Tuesday, July 9, 2013

Target passes on partnerships this Holiday season...

According to the StarTribune, Target won’t be launching a another design partnership for this upcoming holiday season. While The Bullseye hasn’t completely ruled it out, creating an extensive line in time for December would be highly impractical asTarget normally needs a year or so to plan such an ambitious project. “We have no current plans for a holiday design partnership,” Target spokeswoman Katie Boylan said.

Target’s decision not to deploy its most potent weapon for the most crucial sales period of the year follows its failed collab with Neiman Marcus last Christmas season. Despite an ambitious collection — 50 products from 24 top designers — the collab fell flat with consumers. Weak sales forced Target to sell off excess inventory by slashing prices, something that in past years would seem unthinkable for the savvy purveyor of cheap n' chic.

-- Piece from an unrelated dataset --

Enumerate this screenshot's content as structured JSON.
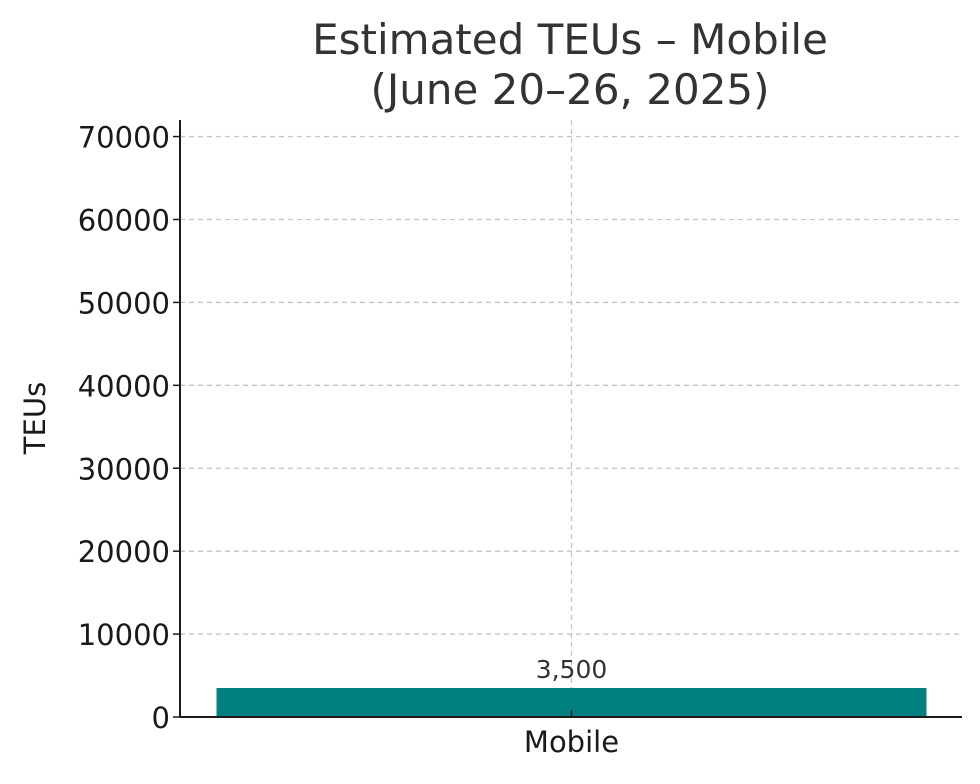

By selling the collaboration through the first weeks of December, Target executives hoped to drive people into stores during a relatively slow period in the holiday season. The collection was meant to create excitement and allow Target to shift holiday shopping to something other than the lowest price.

In the end, Target executives say the Neiman Marcus partnership didn’t work for a variety of reasons. First, it was complicated, both from a marketing and inventory perspective. It was unclear whether Target and Neiman Marcus were selling the designers or selling themselves. Also, Target’s decision to start marking down merchandise left Neiman Marcus, a luxury retailer, in an awkward position since they sold the same products.

1 comment:

missy said...

The products in that line were pricey and low quality with little market appeal. I really wanted to buy something from that line, but there was nothing worth buying even at the slashed prices. A $60 plain Marc by Marc Jacobs scarf? Really? I think most would have gone crazy for a $100-125 Marc by Marc Jacobs handbag instead. I could go on but I won't. Who does this market research anyway? People who live under rocks?